Closed by  Lukas Fleischer (lfleischer)
Monday, 08 June 2015, 12:51 GMT
Reason for closing:  Fixed
Additional comments about closing:  Fixed in 4.0.0-rc1.
Comment by Janis König (LeonardK) - Monday, 08 June 2015, 09:19 GMT
Additionally, when you have a "development" repo like me on GitHub and do things there in a rush, you might forget to push an .install-file declared in the PKGBUILD. But even if you fix this in a later commit, the current AUR4 parses the whole history no allowing such a mistake in the commit history.
Comment by Lukas Fleischer (lfleischer) - Monday, 08 June 2015, 10:52 GMT
Yes, we check the whole history, not just HEAD, for consistency. Only package base name of HEAD needs to match the repository name, though. If you broke anything in a previous commit, please use `git rebase -i` or a similar command to fix it before pushing.
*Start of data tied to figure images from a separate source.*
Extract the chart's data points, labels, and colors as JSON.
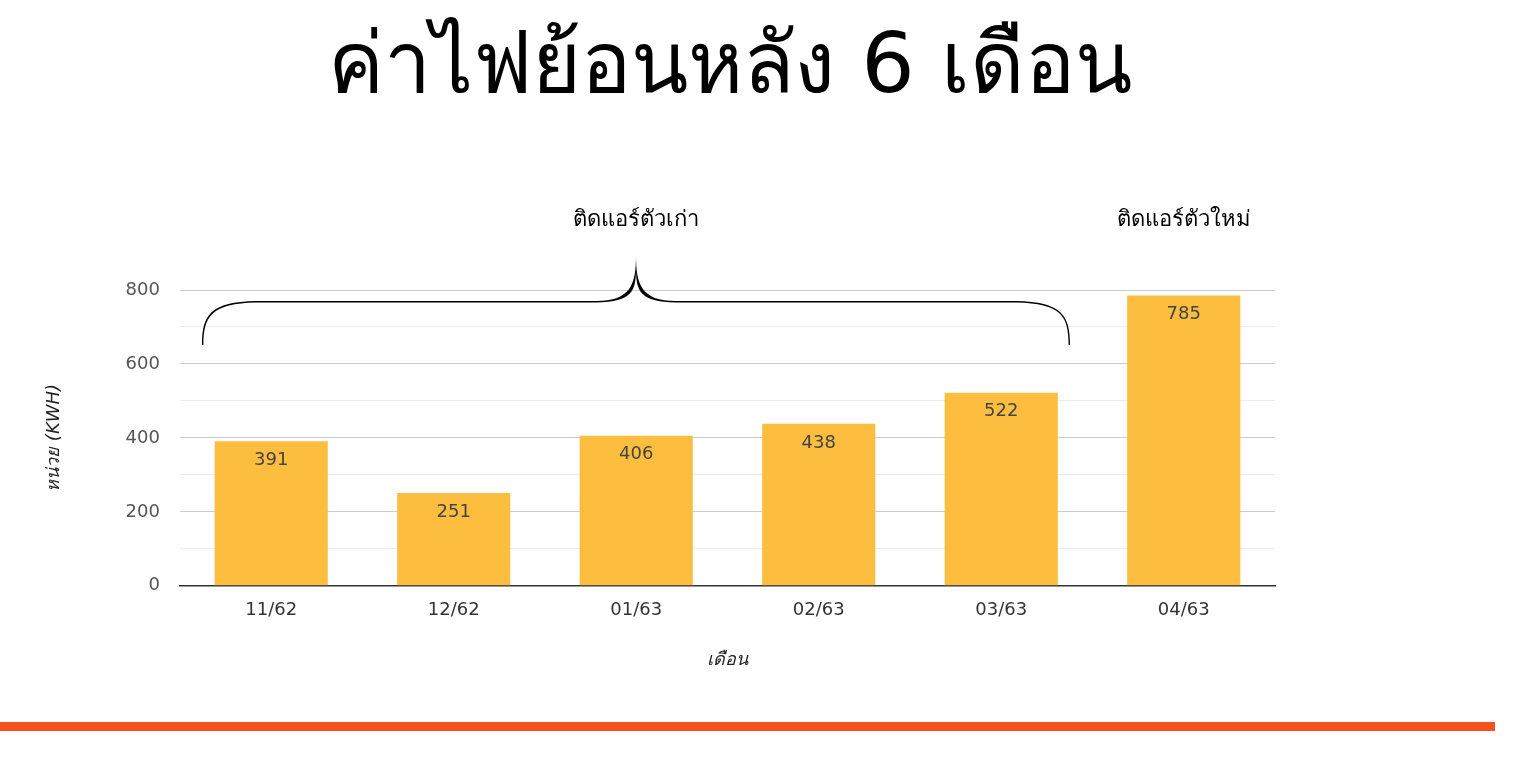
{
  "chart_data": {
    "type": "bar",
    "title": "ค่าไฟย้อนหลัง 6 เดือน",
    "xlabel": "เดือน",
    "ylabel": "หน่วย (KWH)",
    "categories": [
      "11/62",
      "12/62",
      "01/63",
      "02/63",
      "03/63",
      "04/63"
    ],
    "values": [
      391,
      251,
      406,
      438,
      522,
      785
    ],
    "color": "#fdbd3f",
    "data_labels": true,
    "ylim": [
      0,
      800
    ],
    "yticks": [
      0,
      {
        "value": 100,
        "label": null
      },
      200,
      {
        "value": 300,
        "label": null
      },
      400,
      {
        "value": 500,
        "label": null
      },
      600,
      {
        "value": 700,
        "label": null
      },
      800
    ],
    "grid": "y",
    "legend": false,
    "annotations": [
      "ติดแอร์ตัวเก่า",
      "ติดแอร์ตัวใหม่"
    ]
  }
}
Comment by Janis König (LeonardK) - Monday, 08 June 2015, 11:00 GMT
Hm, I find that in a way like abusing git^^
Rebasing is nice, but not to "change the history", imho.
Comment by Lukas Fleischer (lfleischer) - Monday, 08 June 2015, 11:09 GMT
Why? You never change history of anything that is published already. `git rebase -i` is actually very often used to rewrite history before merging a commit into mainline, e.g. during the development process of Git itself or the Linux kernel.
Comment by Janis König (LeonardK) - Monday, 08 June 2015, 11:20 GMT
Then I do not know what you mean on how I should fix this with git rebase -i. I mean, when you check the whole history – how should I fix a problem back in history by not changing the history itself?
Comment by Lukas Fleischer (lfleischer) - Monday, 08 June 2015, 11:30 GMT
You *should* change the history. I was just explaining why using `git rebase -i` to edit history *before* pushing to the main repository is not "abusing git".
Comment by Janis König (LeonardK) - Monday, 08 June 2015, 11:37 GMT
Yep, but I'm using a public (development) repo which's published commits I would then change. But I think I just go the way you described, the other repo doesn't matter that much. – I just don't see the point in "for consistency".